KVP (Kontinuierlicher Verbesserungsprozess)
Eine Management-Philosophie, die auf ständigen, kleinen Verbesserungen von Prozessen und Produkten durch alle Mitarbeiter eines Unternehmens abzielt.
KVP (Kontinuierlicher Verbesserungsprozess)
- Definition: Ein prozessorientiertes Managementsystem, das auf der permanenten, inkrementellen Optimierung von Produkten, Dienstleistungen und Prozessen durch alle Organisationsebenen basiert.
- Synonyme: Continuous Improvement Process (CIP).
- Herkunft: Westliche Adaption der japanischen Philosophie des Kaizen.
- Prinzipien:
- Prozessorientierung: Nicht das Ergebnis, sondern der Weg dorthin wird optimiert.
- Mitarbeiterorientierung: Mitarbeiter sind Experten ihrer Prozesse und Hauptträger des KVP.
- Kundenorientierung: Verbesserungen sollen den internen oder externen Kundenwert steigern.

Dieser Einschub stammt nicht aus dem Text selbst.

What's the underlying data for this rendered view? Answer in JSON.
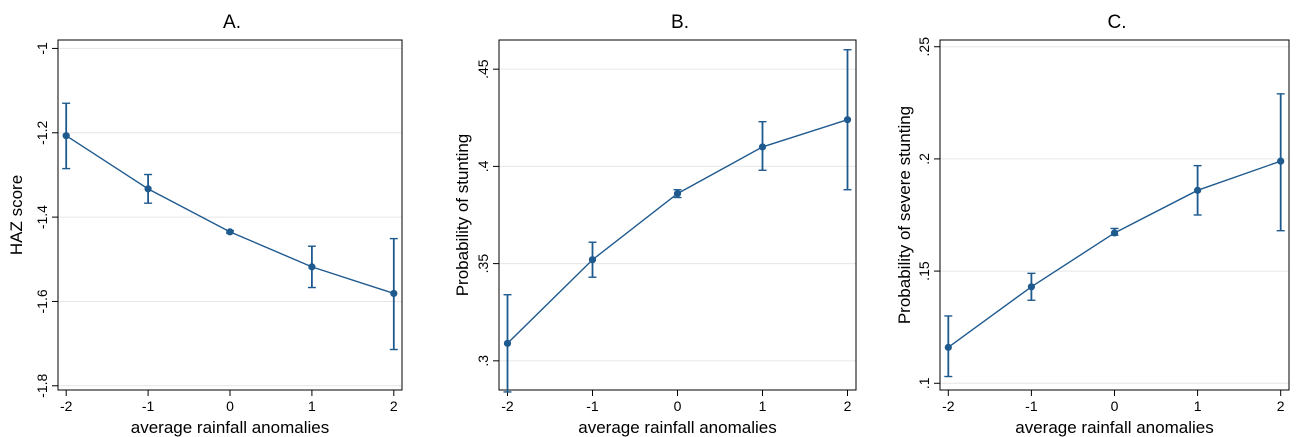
{
  "chart_data": [
    {
      "type": "line",
      "title": "A.",
      "xlabel": "average rainfall anomalies",
      "ylabel": "HAZ score",
      "x": [
        -2,
        -1,
        0,
        1,
        2
      ],
      "xlim": [
        -2.1,
        2.1
      ],
      "ylim": [
        -1.81,
        -0.98
      ],
      "yticks": [
        -1,
        -1.2,
        -1.4,
        -1.6,
        -1.8
      ],
      "ytick_labels": [
        "-1",
        "-1.2",
        "-1.4",
        "-1.6",
        "-1.8"
      ],
      "xtick_labels": [
        "-2",
        "-1",
        "0",
        "1",
        "2"
      ],
      "grid": true,
      "series": [
        {
          "values": [
            -1.207,
            -1.333,
            -1.435,
            -1.518,
            -1.581
          ],
          "ci_low": [
            -1.285,
            -1.367,
            -1.438,
            -1.567,
            -1.714
          ],
          "ci_high": [
            -1.13,
            -1.299,
            -1.432,
            -1.469,
            -1.451
          ]
        }
      ]
    },
    {
      "type": "line",
      "title": "B.",
      "xlabel": "average rainfall anomalies",
      "ylabel": "Probability of stunting",
      "x": [
        -2,
        -1,
        0,
        1,
        2
      ],
      "xlim": [
        -2.1,
        2.1
      ],
      "ylim": [
        0.285,
        0.465
      ],
      "yticks": [
        0.3,
        0.35,
        0.4,
        0.45
      ],
      "ytick_labels": [
        ".3",
        ".35",
        ".4",
        ".45"
      ],
      "xtick_labels": [
        "-2",
        "-1",
        "0",
        "1",
        "2"
      ],
      "grid": true,
      "series": [
        {
          "values": [
            0.309,
            0.352,
            0.386,
            0.41,
            0.424
          ],
          "ci_low": [
            0.284,
            0.343,
            0.384,
            0.398,
            0.388
          ],
          "ci_high": [
            0.334,
            0.361,
            0.388,
            0.423,
            0.46
          ]
        }
      ]
    },
    {
      "type": "line",
      "title": "C.",
      "xlabel": "average rainfall anomalies",
      "ylabel": "Probability of severe stunting",
      "x": [
        -2,
        -1,
        0,
        1,
        2
      ],
      "xlim": [
        -2.1,
        2.1
      ],
      "ylim": [
        0.097,
        0.253
      ],
      "yticks": [
        0.1,
        0.15,
        0.2,
        0.25
      ],
      "ytick_labels": [
        ".1",
        ".15",
        ".2",
        ".25"
      ],
      "xtick_labels": [
        "-2",
        "-1",
        "0",
        "1",
        "2"
      ],
      "grid": true,
      "series": [
        {
          "values": [
            0.116,
            0.143,
            0.167,
            0.186,
            0.199
          ],
          "ci_low": [
            0.103,
            0.137,
            0.166,
            0.175,
            0.168
          ],
          "ci_high": [
            0.13,
            0.149,
            0.169,
            0.197,
            0.229
          ]
        }
      ]
    }
  ],
  "style": {
    "series_color": "#1f5a8f",
    "grid_color": "#e6e6e6"
  }
}
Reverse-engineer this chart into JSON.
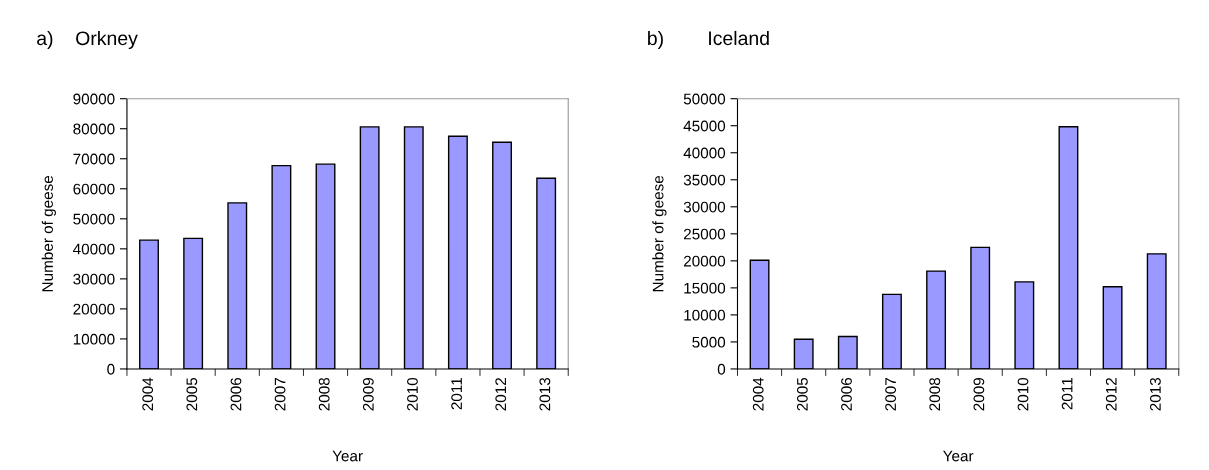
{
  "chart_data": [
    {
      "type": "bar",
      "title": "a)    Orkney",
      "xlabel": "Year",
      "ylabel": "Number of geese",
      "categories": [
        "2004",
        "2005",
        "2006",
        "2007",
        "2008",
        "2009",
        "2010",
        "2011",
        "2012",
        "2013"
      ],
      "values": [
        42900,
        43500,
        55300,
        67700,
        68200,
        80600,
        80600,
        77500,
        75500,
        63500
      ],
      "color": "#9999ff",
      "ylim": [
        0,
        90000
      ],
      "yticks": [
        0,
        10000,
        20000,
        30000,
        40000,
        50000,
        60000,
        70000,
        80000,
        90000
      ],
      "grid": false
    },
    {
      "type": "bar",
      "title": "b)        Iceland",
      "xlabel": "Year",
      "ylabel": "Number of geese",
      "categories": [
        "2004",
        "2005",
        "2006",
        "2007",
        "2008",
        "2009",
        "2010",
        "2011",
        "2012",
        "2013"
      ],
      "values": [
        20100,
        5500,
        6000,
        13800,
        18100,
        22500,
        16100,
        44800,
        15200,
        21300
      ],
      "color": "#9999ff",
      "ylim": [
        0,
        50000
      ],
      "yticks": [
        0,
        5000,
        10000,
        15000,
        20000,
        25000,
        30000,
        35000,
        40000,
        45000,
        50000
      ],
      "grid": false
    }
  ]
}
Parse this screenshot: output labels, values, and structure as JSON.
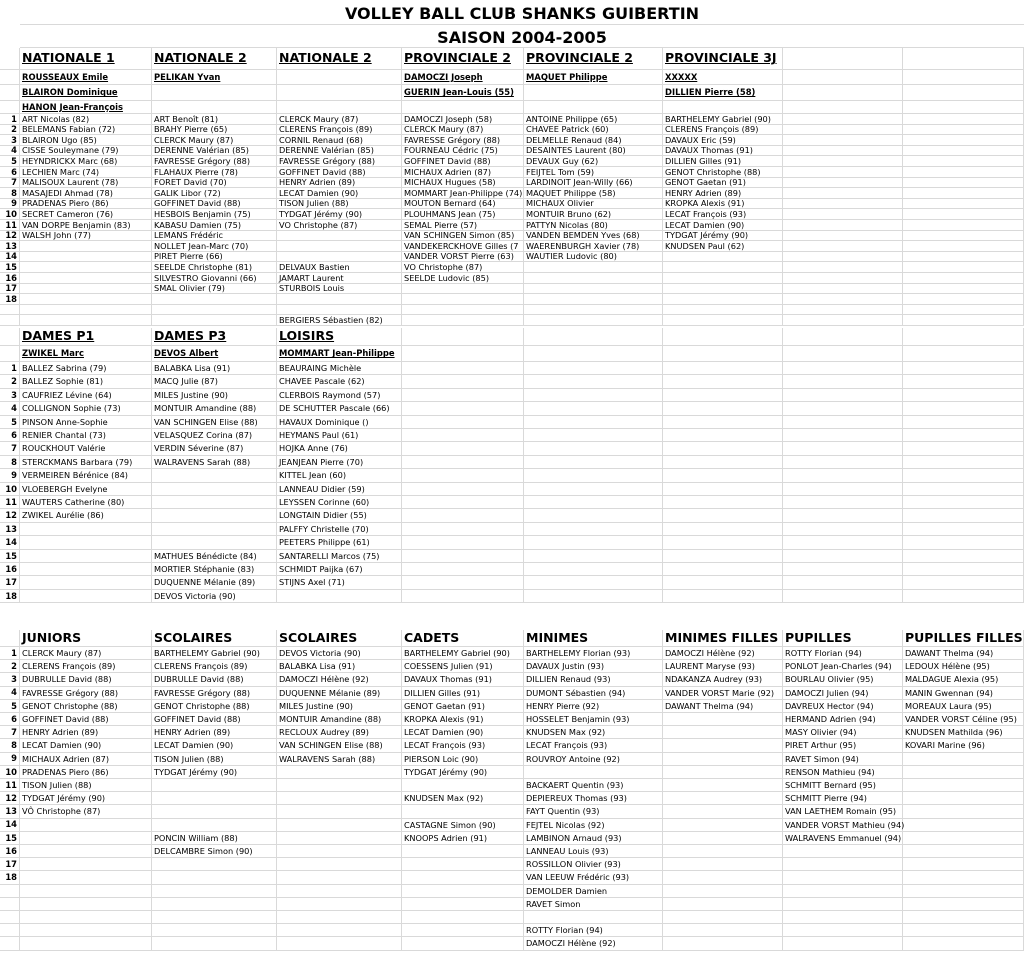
{
  "title": "VOLLEY BALL CLUB SHANKS GUIBERTIN",
  "season": "SAISON 2004-2005",
  "sections": [
    {
      "headers": [
        "NATIONALE 1",
        "NATIONALE 2",
        "NATIONALE 2",
        "PROVINCIALE 2",
        "PROVINCIALE 2",
        "PROVINCIALE 3J",
        "",
        ""
      ],
      "headers_underlined": true,
      "captains": [
        [
          "ROUSSEAUX  Emile",
          "PELIKAN  Yvan",
          "",
          "DAMOCZI   Joseph",
          "MAQUET  Philippe",
          "XXXXX",
          "",
          ""
        ],
        [
          "BLAIRON  Dominique",
          "",
          "",
          "GUERIN  Jean-Louis (55)",
          "",
          "DILLIEN  Pierre  (58)",
          "",
          ""
        ],
        [
          "HANON  Jean-François",
          "",
          "",
          "",
          "",
          "",
          "",
          ""
        ]
      ],
      "numbered_rows": 18,
      "columns": [
        [
          "ART  Nicolas  (82)",
          "BELEMANS  Fabian  (72)",
          "BLAIRON  Ugo (85)",
          "CISSE  Souleymane  (79)",
          "HEYNDRICKX  Marc (68)",
          "LECHIEN  Marc  (74)",
          "MALISOUX  Laurent  (78)",
          "MASAJEDI  Ahmad (78)",
          "PRADENAS  Piero  (86)",
          "SECRET  Cameron (76)",
          "VAN DORPE  Benjamin (83)",
          "WALSH  John  (77)"
        ],
        [
          "ART  Benoît  (81)",
          "BRAHY  Pierre  (65)",
          "CLERCK  Maury (87)",
          "DERENNE  Valérian (85)",
          "FAVRESSE  Grégory  (88)",
          "FLAHAUX  Pierre  (78)",
          "FORET  David  (70)",
          "GALIK  Libor  (72)",
          "GOFFINET  David (88)",
          "HESBOIS  Benjamin (75)",
          "KABASU  Damien (75)",
          "LEMANS  Frédéric",
          "NOLLET  Jean-Marc  (70)",
          "PIRET  Pierre (66)",
          "SEELDE  Christophe (81)",
          "SILVESTRO  Giovanni (66)",
          "SMAL  Olivier  (79)"
        ],
        [
          "CLERCK  Maury (87)",
          "CLERENS  François  (89)",
          "CORNIL  Renaud (68)",
          "DERENNE  Valérian (85)",
          "FAVRESSE  Grégory  (88)",
          "GOFFINET  David (88)",
          "HENRY  Adrien (89)",
          "LECAT Damien (90)",
          "TISON  Julien (88)",
          "TYDGAT Jérémy (90)",
          "VO  Christophe (87)",
          "",
          "",
          "",
          "DELVAUX  Bastien",
          "JAMART  Laurent",
          "STURBOIS Louis",
          "",
          "",
          "BERGIERS  Sébastien (82)"
        ],
        [
          "DAMOCZI   Joseph (58)",
          "CLERCK  Maury (87)",
          "FAVRESSE  Grégory  (88)",
          "FOURNEAU  Cédric (75)",
          "GOFFINET  David (88)",
          "MICHAUX  Adrien  (87)",
          "MICHAUX  Hugues  (58)",
          "MOMMART Jean-Philippe (74)",
          "MOUTON  Bernard  (64)",
          "PLOUHMANS Jean  (75)",
          "SEMAL  Pierre (57)",
          "VAN SCHINGEN  Simon (85)",
          "VANDEKERCKHOVE  Gilles (7",
          "VANDER VORST  Pierre (63)",
          "VO  Christophe (87)",
          "SEELDE  Ludovic (85)"
        ],
        [
          "ANTOINE  Philippe  (65)",
          "CHAVEE  Patrick  (60)",
          "DELMELLE  Renaud  (84)",
          "DESAINTES  Laurent  (80)",
          "DEVAUX  Guy  (62)",
          "FEIJTEL  Tom  (59)",
          "LARDINOIT  Jean-Willy  (66)",
          "MAQUET  Philippe (58)",
          "MICHAUX  Olivier",
          "MONTUIR  Bruno  (62)",
          "PATTYN  Nicolas (80)",
          "VANDEN BEMDEN  Yves (68)",
          "WAERENBURGH  Xavier  (78)",
          "WAUTIER  Ludovic  (80)"
        ],
        [
          "BARTHELEMY  Gabriel (90)",
          "CLERENS  François  (89)",
          "DAVAUX  Eric  (59)",
          "DAVAUX  Thomas (91)",
          "DILLIEN  Gilles (91)",
          "GENOT  Christophe  (88)",
          "GENOT  Gaetan (91)",
          "HENRY  Adrien (89)",
          "KROPKA  Alexis (91)",
          "LECAT  François (93)",
          "LECAT Damien (90)",
          "TYDGAT Jérémy (90)",
          "KNUDSEN  Paul (62)"
        ],
        [],
        []
      ]
    },
    {
      "headers": [
        "DAMES P1",
        "DAMES P3",
        "LOISIRS",
        "",
        "",
        "",
        "",
        ""
      ],
      "headers_underlined": true,
      "captains": [
        [
          "ZWIKEL  Marc",
          "DEVOS  Albert",
          "MOMMART  Jean-Philippe",
          "",
          "",
          "",
          "",
          ""
        ]
      ],
      "numbered_rows": 18,
      "columns": [
        [
          "BALLEZ  Sabrina  (79)",
          "BALLEZ  Sophie  (81)",
          "CAUFRIEZ  Lévine (64)",
          "COLLIGNON  Sophie (73)",
          "PINSON  Anne-Sophie",
          "RENIER  Chantal (73)",
          "ROUCKHOUT  Valérie",
          "STERCKMANS  Barbara  (79)",
          "VERMEIREN  Bérénice  (84)",
          "VLOEBERGH  Evelyne",
          "WAUTERS  Catherine  (80)",
          "ZWIKEL  Aurélie  (86)"
        ],
        [
          "BALABKA  Lisa  (91)",
          "MACQ  Julie (87)",
          "MILES  Justine  (90)",
          "MONTUIR  Amandine  (88)",
          "VAN SCHINGEN  Elise (88)",
          "VELASQUEZ  Corina (87)",
          "VERDIN  Séverine (87)",
          "WALRAVENS  Sarah (88)",
          "",
          "",
          "",
          "",
          "",
          "",
          "MATHUES  Bénédicte  (84)",
          "MORTIER  Stéphanie  (83)",
          "DUQUENNE  Mélanie  (89)",
          "DEVOS  Victoria (90)"
        ],
        [
          "BEAURAING  Michèle",
          "CHAVEE  Pascale  (62)",
          "CLERBOIS  Raymond  (57)",
          "DE SCHUTTER  Pascale (66)",
          "HAVAUX  Dominique ()",
          "HEYMANS  Paul (61)",
          "HOJKA  Anne  (76)",
          "JEANJEAN  Pierre (70)",
          "KITTEL  Jean  (60)",
          "LANNEAU  Didier  (59)",
          "LEYSSEN  Corinne  (60)",
          "LONGTAIN  Didier  (55)",
          "PALFFY  Christelle (70)",
          "PEETERS  Philippe (61)",
          "SANTARELLI  Marcos (75)",
          "SCHMIDT  Paijka (67)",
          "STIJNS  Axel (71)"
        ],
        [],
        [],
        [],
        [],
        []
      ]
    },
    {
      "headers": [
        "JUNIORS",
        "SCOLAIRES",
        "SCOLAIRES",
        "CADETS",
        "MINIMES",
        "MINIMES FILLES",
        "PUPILLES",
        "PUPILLES FILLES"
      ],
      "headers_underlined": false,
      "captains": [],
      "numbered_rows": 18,
      "columns": [
        [
          "CLERCK  Maury (87)",
          "CLERENS  François (89)",
          "DUBRULLE  David  (88)",
          "FAVRESSE  Grégory (88)",
          "GENOT  Christophe (88)",
          "GOFFINET  David (88)",
          "HENRY  Adrien (89)",
          "LECAT  Damien (90)",
          "MICHAUX  Adrien (87)",
          "PRADENAS  Piero (86)",
          "TISON  Julien  (88)",
          "TYDGAT  Jérémy (90)",
          "VÔ  Christophe (87)"
        ],
        [
          "BARTHELEMY  Gabriel  (90)",
          "CLERENS  François (89)",
          "DUBRULLE  David  (88)",
          "FAVRESSE  Grégory (88)",
          "GENOT  Christophe (88)",
          "GOFFINET  David (88)",
          "HENRY  Adrien (89)",
          "LECAT  Damien (90)",
          "TISON  Julien  (88)",
          "TYDGAT  Jérémy (90)",
          "",
          "",
          "",
          "",
          "PONCIN  William (88)",
          "DELCAMBRE  Simon (90)"
        ],
        [
          "DEVOS  Victoria (90)",
          "BALABKA  Lisa  (91)",
          "DAMOCZI   Hélène (92)",
          "DUQUENNE  Mélanie  (89)",
          "MILES  Justine  (90)",
          "MONTUIR  Amandine  (88)",
          "RECLOUX  Audrey  (89)",
          "VAN SCHINGEN  Elise (88)",
          "WALRAVENS  Sarah (88)"
        ],
        [
          "BARTHELEMY  Gabriel  (90)",
          "COESSENS  Julien (91)",
          "DAVAUX  Thomas (91)",
          "DILLIEN  Gilles (91)",
          "GENOT  Gaetan (91)",
          "KROPKA  Alexis (91)",
          "LECAT  Damien (90)",
          "LECAT  François (93)",
          "PIERSON  Loic (90)",
          "TYDGAT  Jérémy (90)",
          "",
          "KNUDSEN  Max (92)",
          "",
          "CASTAGNE  Simon  (90)",
          "KNOOPS  Adrien (91)"
        ],
        [
          "BARTHELEMY  Florian (93)",
          "DAVAUX  Justin (93)",
          "DILLIEN  Renaud (93)",
          "DUMONT  Sébastien (94)",
          "HENRY  Pierre (92)",
          "HOSSELET  Benjamin (93)",
          "KNUDSEN  Max (92)",
          "LECAT  François (93)",
          "ROUVROY  Antoine (92)",
          "",
          "BACKAERT  Quentin (93)",
          "DEPIEREUX  Thomas (93)",
          "FAYT  Quentin (93)",
          "FEJTEL  Nicolas (92)",
          "LAMBINON  Arnaud (93)",
          "LANNEAU  Louis (93)",
          "ROSSILLON  Olivier (93)",
          "VAN LEEUW  Frédéric (93)",
          "DEMOLDER  Damien",
          "RAVET  Simon",
          "",
          "ROTTY  Florian (94)",
          "DAMOCZI   Hélène (92)"
        ],
        [
          "DAMOCZI   Hélène (92)",
          "LAURENT  Maryse (93)",
          "NDAKANZA  Audrey (93)",
          "VANDER VORST  Marie (92)",
          "DAWANT  Thelma (94)"
        ],
        [
          "ROTTY  Florian (94)",
          "PONLOT  Jean-Charles (94)",
          "BOURLAU  Olivier (95)",
          "DAMOCZI   Julien (94)",
          "DAVREUX  Hector (94)",
          "HERMAND  Adrien (94)",
          "MASY  Olivier (94)",
          "PIRET  Arthur (95)",
          "RAVET  Simon (94)",
          "RENSON  Mathieu (94)",
          "SCHMITT  Bernard  (95)",
          "SCHMITT  Pierre  (94)",
          "VAN LAETHEM  Romain (95)",
          "VANDER VORST  Mathieu (94)",
          "WALRAVENS  Emmanuel  (94)"
        ],
        [
          "DAWANT  Thelma (94)",
          "LEDOUX  Hélène (95)",
          "MALDAGUE  Alexia (95)",
          "MANIN  Gwennan (94)",
          "MOREAUX  Laura (95)",
          "VANDER VORST  Céline (95)",
          "KNUDSEN  Mathilda (96)",
          "KOVARI  Marine (96)"
        ]
      ]
    }
  ]
}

- Standardisierung: Verbesserungen werden als neue Standards festgeschrieben (siehe 'Act' im PDCA-Zyklus).
- Abgrenzung:
- KVP: Evolutionär, kleine Schritte, Bottom-up-Ansatz (von Mitarbeitern getragen), geringe Investitionen.
- Business Process Reengineering (BPR): Revolutionär, radikale Neugestaltung, Top-down-Ansatz (vom Management verordnet), hohe Investitionen.
- Operatives Instrument: Der PDCA-Zyklus (Plan-Do-Check-Act) dient der systematischen Umsetzung von Verbesserungsmaßnahmen.
- Prüfungsrelevanz: Kernkonzept des prozessorientierten Qualitätsmanagements. Abgrenzung zu BPR und die Verbindung zum PDCA-Zyklus sind häufige Prüfungsinhalte.